But I will, directly after I finish this post. And after I water the garden. Hubby has 'gone fishing.' Literally. He left early this morning for Algonquin Park, hardly able to contain his anticipation to be on the road, and then on the water in his canoe. And for the next few days, I am "main man" on the old homestead, as my step father used to say. Looking after the vegetable garden and the flowers, and hoping I don't have any "battles" with mice like Hubby had when I was away last winter.
But that's okay. The rest of my time alone will not be misspent. I'm meeting a friend for coffee one day, another for lunch the next day, and a third for dinner and a movie on the last day. And in between, well, there's that Peter May book to finish.

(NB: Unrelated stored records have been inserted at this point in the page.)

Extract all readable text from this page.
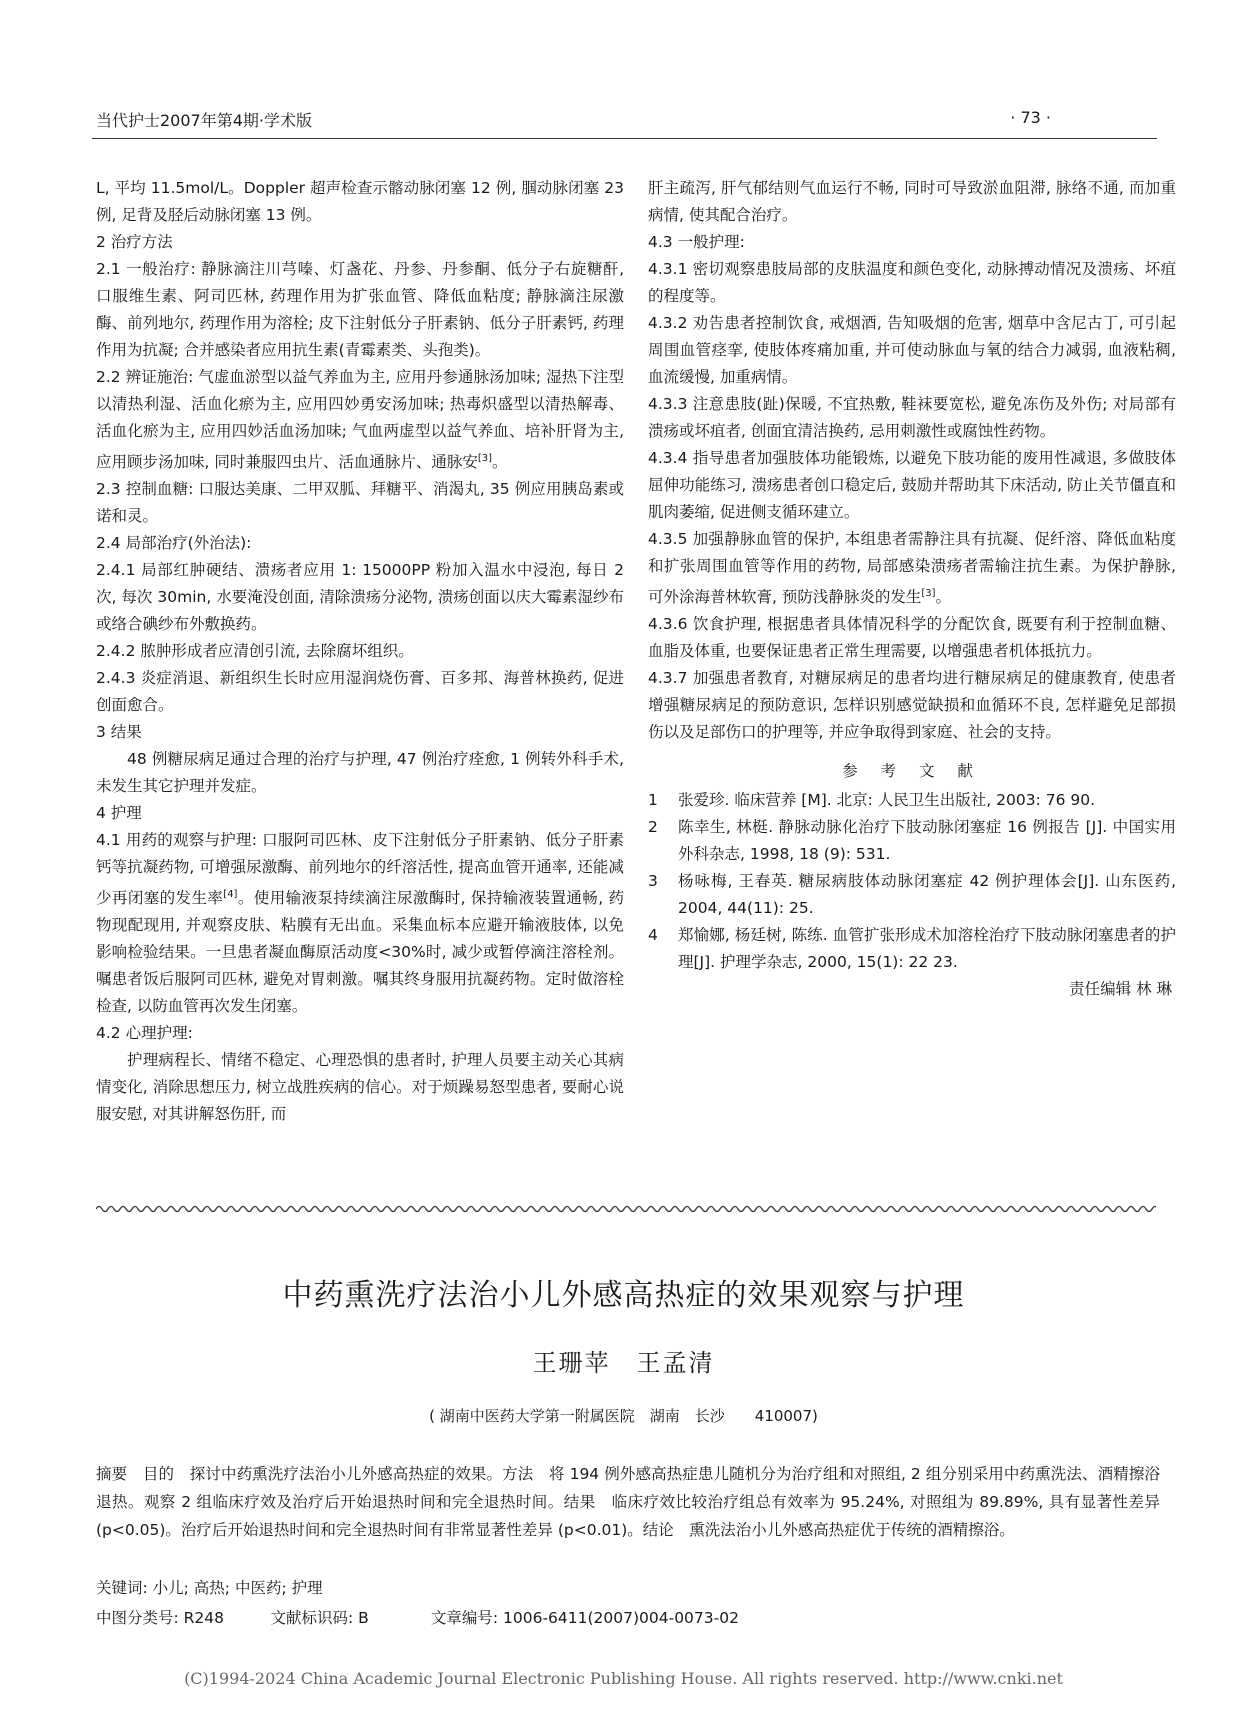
当代护士2007年第4期·学术版	· 73 ·

L, 平均 11.5mol/L。Doppler 超声检查示髂动脉闭塞 12 例, 腘动脉闭塞 23 例, 足背及胫后动脉闭塞 13 例。

2 治疗方法

2.1 一般治疗: 静脉滴注川芎嗪、灯盏花、丹参、丹参酮、低分子右旋糖酐, 口服维生素、阿司匹林, 药理作用为扩张血管、降低血粘度; 静脉滴注尿激酶、前列地尔, 药理作用为溶栓; 皮下注射低分子肝素钠、低分子肝素钙, 药理作用为抗凝; 合并感染者应用抗生素(青霉素类、头孢类)。

2.2 辨证施治: 气虚血淤型以益气养血为主, 应用丹参通脉汤加味; 湿热下注型以清热利湿、活血化瘀为主, 应用四妙勇安汤加味; 热毒炽盛型以清热解毒、活血化瘀为主, 应用四妙活血汤加味; 气血两虚型以益气养血、培补肝肾为主, 应用顾步汤加味, 同时兼服四虫片、活血通脉片、通脉安[3]。

2.3 控制血糖: 口服达美康、二甲双胍、拜糖平、消渴丸, 35 例应用胰岛素或诺和灵。

2.4 局部治疗(外治法):

2.4.1 局部红肿硬结、溃疡者应用 1: 15000PP 粉加入温水中浸泡, 每日 2 次, 每次 30min, 水要淹没创面, 清除溃疡分泌物, 溃疡创面以庆大霉素湿纱布或络合碘纱布外敷换药。

2.4.2 脓肿形成者应清创引流, 去除腐坏组织。

2.4.3 炎症消退、新组织生长时应用湿润烧伤膏、百多邦、海普林换药, 促进创面愈合。

3 结果

48 例糖尿病足通过合理的治疗与护理, 47 例治疗痊愈, 1 例转外科手术, 未发生其它护理并发症。

4 护理

4.1 用药的观察与护理: 口服阿司匹林、皮下注射低分子肝素钠、低分子肝素钙等抗凝药物, 可增强尿激酶、前列地尔的纤溶活性, 提高血管开通率, 还能减少再闭塞的发生率[4]。使用输液泵持续滴注尿激酶时, 保持输液装置通畅, 药物现配现用, 并观察皮肤、粘膜有无出血。采集血标本应避开输液肢体, 以免影响检验结果。一旦患者凝血酶原活动度<30%时, 减少或暂停滴注溶栓剂。嘱患者饭后服阿司匹林, 避免对胃刺激。嘱其终身服用抗凝药物。定时做溶栓检查, 以防血管再次发生闭塞。

4.2 心理护理:

护理病程长、情绪不稳定、心理恐惧的患者时, 护理人员要主动关心其病情变化, 消除思想压力, 树立战胜疾病的信心。对于烦躁易怒型患者, 要耐心说服安慰, 对其讲解怒伤肝, 而

肝主疏泻, 肝气郁结则气血运行不畅, 同时可导致淤血阻滞, 脉络不通, 而加重病情, 使其配合治疗。

4.3 一般护理:

4.3.1 密切观察患肢局部的皮肤温度和颜色变化, 动脉搏动情况及溃疡、坏疽的程度等。

4.3.2 劝告患者控制饮食, 戒烟酒, 告知吸烟的危害, 烟草中含尼古丁, 可引起周围血管痉挛, 使肢体疼痛加重, 并可使动脉血与氧的结合力减弱, 血液粘稠, 血流缓慢, 加重病情。

4.3.3 注意患肢(趾)保暖, 不宜热敷, 鞋袜要宽松, 避免冻伤及外伤; 对局部有溃疡或坏疽者, 创面宜清洁换药, 忌用刺激性或腐蚀性药物。

4.3.4 指导患者加强肢体功能锻炼, 以避免下肢功能的废用性减退, 多做肢体屈伸功能练习, 溃疡患者创口稳定后, 鼓励并帮助其下床活动, 防止关节僵直和肌肉萎缩, 促进侧支循环建立。

4.3.5 加强静脉血管的保护, 本组患者需静注具有抗凝、促纤溶、降低血粘度和扩张周围血管等作用的药物, 局部感染溃疡者需输注抗生素。为保护静脉, 可外涂海普林软膏, 预防浅静脉炎的发生[3]。

4.3.6 饮食护理, 根据患者具体情况科学的分配饮食, 既要有利于控制血糖、血脂及体重, 也要保证患者正常生理需要, 以增强患者机体抵抗力。

4.3.7 加强患者教育, 对糖尿病足的患者均进行糖尿病足的健康教育, 使患者增强糖尿病足的预防意识, 怎样识别感觉缺损和血循环不良, 怎样避免足部损伤以及足部伤口的护理等, 并应争取得到家庭、社会的支持。

参 考 文 献
1	张爱珍. 临床营养 [M]. 北京: 人民卫生出版社, 2003: 76 90.
2	陈幸生, 林梃. 静脉动脉化治疗下肢动脉闭塞症 16 例报告 [J]. 中国实用外科杂志, 1998, 18 (9): 531.
3	杨咏梅, 王春英. 糖尿病肢体动脉闭塞症 42 例护理体会[J]. 山东医药, 2004, 44(11): 25.
4	郑愉娜, 杨廷树, 陈练. 血管扩张形成术加溶栓治疗下肢动脉闭塞患者的护理[J]. 护理学杂志, 2000, 15(1): 22 23.
责任编辑 林 琳
中药熏洗疗法治小儿外感高热症的效果观察与护理
王珊苹　王孟清
( 湖南中医药大学第一附属医院　湖南　长沙　　410007)

摘要　目的　探讨中药熏洗疗法治小儿外感高热症的效果。方法　将 194 例外感高热症患儿随机分为治疗组和对照组, 2 组分别采用中药熏洗法、酒精擦浴退热。观察 2 组临床疗效及治疗后开始退热时间和完全退热时间。结果　临床疗效比较治疗组总有效率为 95.24%, 对照组为 89.89%, 具有显著性差异 (p<0.05)。治疗后开始退热时间和完全退热时间有非常显著性差异 (p<0.01)。结论　熏洗法治小儿外感高热症优于传统的酒精擦浴。

关键词: 小儿; 高热; 中医药; 护理
中图分类号: R248　　　	文献标识码: B　　　　	文章编号: 1006-6411(2007)004-0073-02
(C)1994-2024 China Academic Journal Electronic Publishing House. All rights reserved. http://www.cnki.net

Aren't we lucky as readers to have access to the work of such talented writers as Peter May and Graham Hurley? Writers who can spin a great yarn and also have a social conscience. And who can teach us stuff about, as that reviewer on Goodreads said, "our complicated screwed up world." I swear I think every interesting fact I ever learned came from a book. Hmmm. Now that's an interesting idea for a blog post.
How about you, dear readers? Any thoughts on mystery writers with a social conscience? Any other murder mysteries that are about more than murder to suggest? I'll soon be done my Peter May book, and I'll be trolling for something new to read.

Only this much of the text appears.